Размер шрифта
-
+

Дорогая буква Ю - стр. 46

Да, обычный ответ – мертвенное молчание, в котором слышится презрение к само-званцу, само-позванцу, само-писцу и отсебятнику. Не будь слишком строг, не трудись ставить меня на место! Доказывать, что русский писатель за границей – мертвый писатель. Быть мертвым не так уж плохо. Гораздо хуже – себя на родине чистить. От чекистского помета…

Я свое место в мире мертвых обжил и обустроил. Но упрямое само-позванство и само-посыланство берут свое – и я посылаю, упрямо посылаю электронные письма с того света в редакции света этого, жду сюрпризов… И получаю.

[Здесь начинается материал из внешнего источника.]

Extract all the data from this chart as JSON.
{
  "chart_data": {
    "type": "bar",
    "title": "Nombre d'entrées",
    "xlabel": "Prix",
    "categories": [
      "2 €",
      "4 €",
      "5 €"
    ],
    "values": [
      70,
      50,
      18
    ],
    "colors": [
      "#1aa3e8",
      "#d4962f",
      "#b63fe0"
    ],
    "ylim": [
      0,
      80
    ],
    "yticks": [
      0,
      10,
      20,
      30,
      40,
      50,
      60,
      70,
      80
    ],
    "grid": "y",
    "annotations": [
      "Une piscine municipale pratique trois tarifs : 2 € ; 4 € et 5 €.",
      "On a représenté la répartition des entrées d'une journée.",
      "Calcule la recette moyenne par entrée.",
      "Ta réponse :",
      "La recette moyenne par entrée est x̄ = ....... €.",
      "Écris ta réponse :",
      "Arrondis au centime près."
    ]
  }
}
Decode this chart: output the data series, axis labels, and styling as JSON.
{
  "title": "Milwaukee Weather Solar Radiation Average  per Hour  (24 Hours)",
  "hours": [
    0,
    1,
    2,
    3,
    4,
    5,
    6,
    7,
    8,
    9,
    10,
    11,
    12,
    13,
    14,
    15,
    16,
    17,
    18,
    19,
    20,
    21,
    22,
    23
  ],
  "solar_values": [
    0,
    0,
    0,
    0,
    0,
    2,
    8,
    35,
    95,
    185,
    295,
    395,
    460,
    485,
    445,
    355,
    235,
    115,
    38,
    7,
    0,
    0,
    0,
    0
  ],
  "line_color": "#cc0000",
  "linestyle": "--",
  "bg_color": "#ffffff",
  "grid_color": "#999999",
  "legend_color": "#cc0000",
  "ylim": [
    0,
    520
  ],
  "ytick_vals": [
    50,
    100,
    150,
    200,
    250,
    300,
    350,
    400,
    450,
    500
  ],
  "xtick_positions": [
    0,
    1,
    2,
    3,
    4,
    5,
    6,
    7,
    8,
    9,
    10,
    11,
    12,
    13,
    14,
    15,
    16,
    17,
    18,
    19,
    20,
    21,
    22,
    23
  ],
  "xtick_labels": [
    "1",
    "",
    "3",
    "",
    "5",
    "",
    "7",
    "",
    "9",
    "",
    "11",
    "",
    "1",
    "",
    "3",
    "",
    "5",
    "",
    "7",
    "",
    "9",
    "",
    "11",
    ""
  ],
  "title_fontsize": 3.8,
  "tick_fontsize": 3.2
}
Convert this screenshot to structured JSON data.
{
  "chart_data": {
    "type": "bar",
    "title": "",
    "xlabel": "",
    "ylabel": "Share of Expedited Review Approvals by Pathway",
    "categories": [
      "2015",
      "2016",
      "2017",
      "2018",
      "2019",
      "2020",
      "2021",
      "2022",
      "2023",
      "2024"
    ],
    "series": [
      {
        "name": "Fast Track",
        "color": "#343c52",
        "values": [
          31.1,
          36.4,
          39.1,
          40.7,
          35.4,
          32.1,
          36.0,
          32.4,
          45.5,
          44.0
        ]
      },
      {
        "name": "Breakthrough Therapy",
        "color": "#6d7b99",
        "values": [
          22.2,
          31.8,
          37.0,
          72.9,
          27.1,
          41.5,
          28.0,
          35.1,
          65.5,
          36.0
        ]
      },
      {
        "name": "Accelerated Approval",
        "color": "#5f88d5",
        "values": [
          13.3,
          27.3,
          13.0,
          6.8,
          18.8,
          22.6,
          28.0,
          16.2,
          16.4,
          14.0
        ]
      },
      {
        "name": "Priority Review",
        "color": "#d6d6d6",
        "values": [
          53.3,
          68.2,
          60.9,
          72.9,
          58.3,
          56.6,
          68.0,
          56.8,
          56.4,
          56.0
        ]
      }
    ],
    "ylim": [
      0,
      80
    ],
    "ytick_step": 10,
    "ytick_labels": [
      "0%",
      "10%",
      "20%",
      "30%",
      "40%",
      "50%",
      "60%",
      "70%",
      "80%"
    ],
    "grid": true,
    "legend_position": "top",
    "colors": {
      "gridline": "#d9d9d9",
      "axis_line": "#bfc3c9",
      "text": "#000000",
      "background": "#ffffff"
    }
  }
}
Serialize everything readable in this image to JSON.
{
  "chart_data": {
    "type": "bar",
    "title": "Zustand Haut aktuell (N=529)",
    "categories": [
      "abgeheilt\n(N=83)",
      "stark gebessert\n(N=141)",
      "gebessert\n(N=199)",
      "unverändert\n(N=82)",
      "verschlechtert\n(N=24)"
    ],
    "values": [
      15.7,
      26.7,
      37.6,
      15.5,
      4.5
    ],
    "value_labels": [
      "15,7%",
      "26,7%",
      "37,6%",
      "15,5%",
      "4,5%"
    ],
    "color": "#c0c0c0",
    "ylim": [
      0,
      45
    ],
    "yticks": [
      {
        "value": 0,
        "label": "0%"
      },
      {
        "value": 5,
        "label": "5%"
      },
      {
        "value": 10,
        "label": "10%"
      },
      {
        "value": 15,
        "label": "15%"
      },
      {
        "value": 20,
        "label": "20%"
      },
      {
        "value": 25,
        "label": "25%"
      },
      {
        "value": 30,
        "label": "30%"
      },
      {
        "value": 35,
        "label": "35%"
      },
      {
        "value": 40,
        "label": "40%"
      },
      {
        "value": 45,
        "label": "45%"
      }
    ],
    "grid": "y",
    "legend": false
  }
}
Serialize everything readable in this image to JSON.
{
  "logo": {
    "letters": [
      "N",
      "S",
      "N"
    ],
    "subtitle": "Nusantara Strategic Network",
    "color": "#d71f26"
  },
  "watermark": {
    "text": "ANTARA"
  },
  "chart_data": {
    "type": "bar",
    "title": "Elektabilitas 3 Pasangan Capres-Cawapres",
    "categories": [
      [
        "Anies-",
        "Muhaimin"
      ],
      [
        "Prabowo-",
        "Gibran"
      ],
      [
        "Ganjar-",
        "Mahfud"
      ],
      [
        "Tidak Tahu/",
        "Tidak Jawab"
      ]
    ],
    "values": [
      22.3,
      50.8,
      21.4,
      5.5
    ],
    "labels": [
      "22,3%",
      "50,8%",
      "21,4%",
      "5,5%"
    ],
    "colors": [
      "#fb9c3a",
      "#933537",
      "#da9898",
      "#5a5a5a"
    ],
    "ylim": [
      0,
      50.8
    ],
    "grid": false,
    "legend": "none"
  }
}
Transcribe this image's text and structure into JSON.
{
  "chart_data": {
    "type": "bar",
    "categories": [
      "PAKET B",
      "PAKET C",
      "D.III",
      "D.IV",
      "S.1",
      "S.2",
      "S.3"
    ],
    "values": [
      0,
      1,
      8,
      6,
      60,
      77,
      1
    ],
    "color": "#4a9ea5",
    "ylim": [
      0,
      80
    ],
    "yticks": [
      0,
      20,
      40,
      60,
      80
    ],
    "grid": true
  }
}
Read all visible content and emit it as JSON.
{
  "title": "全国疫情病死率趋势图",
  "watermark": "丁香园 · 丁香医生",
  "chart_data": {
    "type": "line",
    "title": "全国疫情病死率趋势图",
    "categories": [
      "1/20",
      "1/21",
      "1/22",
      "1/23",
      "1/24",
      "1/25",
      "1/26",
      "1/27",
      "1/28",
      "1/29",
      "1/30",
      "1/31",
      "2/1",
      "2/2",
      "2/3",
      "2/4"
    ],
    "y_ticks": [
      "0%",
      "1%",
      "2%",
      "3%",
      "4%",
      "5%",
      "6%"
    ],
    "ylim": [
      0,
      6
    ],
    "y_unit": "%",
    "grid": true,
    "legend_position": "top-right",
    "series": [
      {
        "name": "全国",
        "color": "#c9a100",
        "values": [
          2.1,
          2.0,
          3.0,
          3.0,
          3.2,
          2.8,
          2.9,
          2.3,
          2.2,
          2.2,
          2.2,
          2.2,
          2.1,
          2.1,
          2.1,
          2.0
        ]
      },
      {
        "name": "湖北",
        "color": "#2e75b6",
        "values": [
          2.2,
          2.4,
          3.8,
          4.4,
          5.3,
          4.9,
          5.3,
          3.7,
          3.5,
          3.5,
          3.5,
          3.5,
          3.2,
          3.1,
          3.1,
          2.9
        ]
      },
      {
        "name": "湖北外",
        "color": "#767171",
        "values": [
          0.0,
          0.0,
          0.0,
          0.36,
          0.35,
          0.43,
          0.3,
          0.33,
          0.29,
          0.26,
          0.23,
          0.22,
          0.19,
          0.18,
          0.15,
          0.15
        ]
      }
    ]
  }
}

Дозвонился я до редакторши одного из престижных московских литературных журналов. Скверная, видимо, баба. Голос капризный, визгливый. Говорили мы минуты две. Только потому, что у меня протекция была. От доброго старого Бориса Х-ва. – Просто так она бы со мной и двух секунд не проговорила…

– Получили вы мои тексты?

– Да.

– Прочитали?

– Нет.

– Семь месяцев у вас лежат…

– Многие по десять лет ждут. И вообще – мы на компьютере не читаем!

– Почему не читаете?

– У нас компьютеров нет…

Позвонил мне главред журнала эмиграции «Другие берега», выходящего в Италии, господин Ободзинский. Он не стал мне петь песню «Эти глаза напротив», а сообщил, что моя проза одобрена редакцией к публикации в их журнале. Я помягчел, ободрился, пустил слюну.

Еще через несколько недель на интернетной странице «Других берегов» появились мои рассказы… Гордости моей не было пределов.

– Ага! – говорил я сам себе, – вот оно, новое! Пришло! Изменится моя никчемная жизнь. Напечатали! Да еще и такой огромный кусок! Не пропадет мой скорбный труд!

Начал я считать и пальцы загибать. Один экземпляр для мамы, второй для первой разведенной жены (чтобы знала, какого парня потеряла), третий для второй жены (чтобы оценила и прониклась), четвертый для близкого друга, который обиделся на мой отъезд и прекратил со мной отношения (знай, мол!), пятый для… Всего, для начала, заказал десять книжек журнала. И жду и жду.

Нетути. Звоню – глазам напротив. А они мне отвечают – наш журнал, извините, издание виртуальное, не бумажное… Вы, – говорит, – не поняли… Может быть, когда в будущем… Того… Напечатаем. И слышу я на другом конце звонкий девичий хохот. Вот так гундосых и учат, как говорили в застойное время.

Вы умеете сердиться! А я умею сердить. Ваши тексты из металла, зубам больно, мои из теста. Специально недопечённого.

Поймите, из меня критик или читатель, как из говна пуля. Застреваю на первых же словах, застреваю на согласованиях, читать мне больно, как языком по наждаку елозить.

Не люблю молочную московскую поэзию! Прокисает, когда на подоконник поставишь… На свет.

Я писал о хвостах образов, а у вас тут – их веснушки, родимые пятна и шрамы, шрамы… Страсти-мордасти. Высоко залетели!

Залезайте лучше под кожу, вы, певец сукровицы!

Почти две недели торчал в Иерусалиме. Фотографировал для выставки. Достали меня и спесивые евреи, и злые арабы. Пришел в ярость – написал на Золотых воротах (замурованных еще в седьмом веке) старого города короткое русское слово. Ничего умнее из себя выдавить не смог. Обратился так и к арабам, и к евреям, и к Мессии. Написал карандашом, мелко, чтобы Мессия все-таки не прочитал. Случайно.

Отлетев и погрузившись (эмиграция), теряешь дыхание, и ясный смысл в голове тухнет. Надо денек в барокамере посидеть, а то кислород в легких и в мозгах закипает.